L’Eglise romaine avait aussi une
fête en l’honneur de la Croix, dont elle possédait une importante parcelle dans
la basilique Sainte Croix : cette basilique fut construite sur de la terre
rapportée de Jérusalem par la même sainte Hélène, d’où le nom étonnant de cette
basilique : Sainte Croix en Jérusalem. La relique s’y trouve toujours, on peut
la voir et la vénérer : c’est un fragment du haut de la Croix, portant une
partie de l’inscription “Jésus de Nazareth, Roi des Juifs”. Il est fort
regrettable que cette basilique, bien plus sobre que les autres de Rome dans son
architecture, mais bien plus riche quant à ce Trésor sacré, soit si peu
fréquentée par les pèlerins.
La vénération de ce Bois Sacré
remonte donc à des faits anciens. On retiendra bien que cette vénération
s’adresse bien évidemment à notre Sauveur, et qu’en vénérant cette Croix, en y
exprimant même des signes de réelle adoration, c’est à la Personne Humaine et
Divine que vont ces honneurs, parce que la Sainte Croix se trouve en quelque
sorte assimilée à Celui qui y fut attaché.
D’autres dates ont été
retenues pour ces commémoraisons, au cours des siècles ; mais celle-ci s’est
imposée en raison d’une autre coïncidence. On trouve en effet dans le Lévitique
cette injonction de Yahwé : “Le dixième jour du septième mois {donc en
septembre, car dans l’Ancien Testament, la nouvelle année correspondait à notre
mois de mars}, c’est le jour des Expiations” (Lev 23:27), le fameux Yom
Kippour célébré chez les Juifs.
“Le quinzième jour de ce septième mois, il y aura pendant
sept jours la fête des Tentes pour le Seigneur”

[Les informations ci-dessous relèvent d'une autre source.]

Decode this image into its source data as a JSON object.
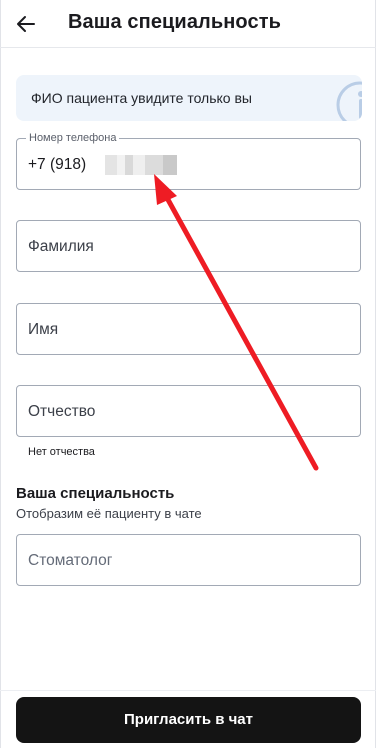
{
  "header": {
    "title": "Ваша специальность",
    "back_icon": "arrow-left-icon"
  },
  "info_banner": {
    "text": "ФИО пациента увидите только вы",
    "icon": "info-icon"
  },
  "form": {
    "phone": {
      "label": "Номер телефона",
      "value": "+7 (918)"
    },
    "last_name": {
      "placeholder": "Фамилия"
    },
    "first_name": {
      "placeholder": "Имя"
    },
    "patronymic": {
      "placeholder": "Отчество",
      "helper": "Нет отчества"
    }
  },
  "specialty": {
    "title": "Ваша специальность",
    "subtitle": "Отобразим её пациенту в чате",
    "value": "Стоматолог"
  },
  "footer": {
    "invite_label": "Пригласить в чат"
  },
  "annotation": {
    "arrow_color": "#ee1c24"
  }
}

(Lev 23:34). Cette fête s’achève d’ailleurs par un rite bien significatif : les
Juifs se rassemblent par famille ou entre amis sous un même voile, rappelant les
huttes de leurs ancêtres, car, dit aussi Yahwé, “j’ai fait habiter sous des
huttes les enfants d’Israël quand je les ai fait sortir du pays d’Egypte”
(ibid. 43). C’est cette même fête que choisit Salomon pour célébrer la dédicace
du Temple (1Rois 8).
C’est aussi cette même fête que
l’auteur de l’épître aux Hébreux prend comme référence pour interpréter le
sacrifice du Christ (He 9:6-12), et c’est aussi en la fête des Tentes que Jésus
déclara : “Si quelqu’un a soif, qu’il vienne à moi” (Jn 7:37). Notre fête
actuelle s’insère donc aussi dans un contexte éminemment biblique.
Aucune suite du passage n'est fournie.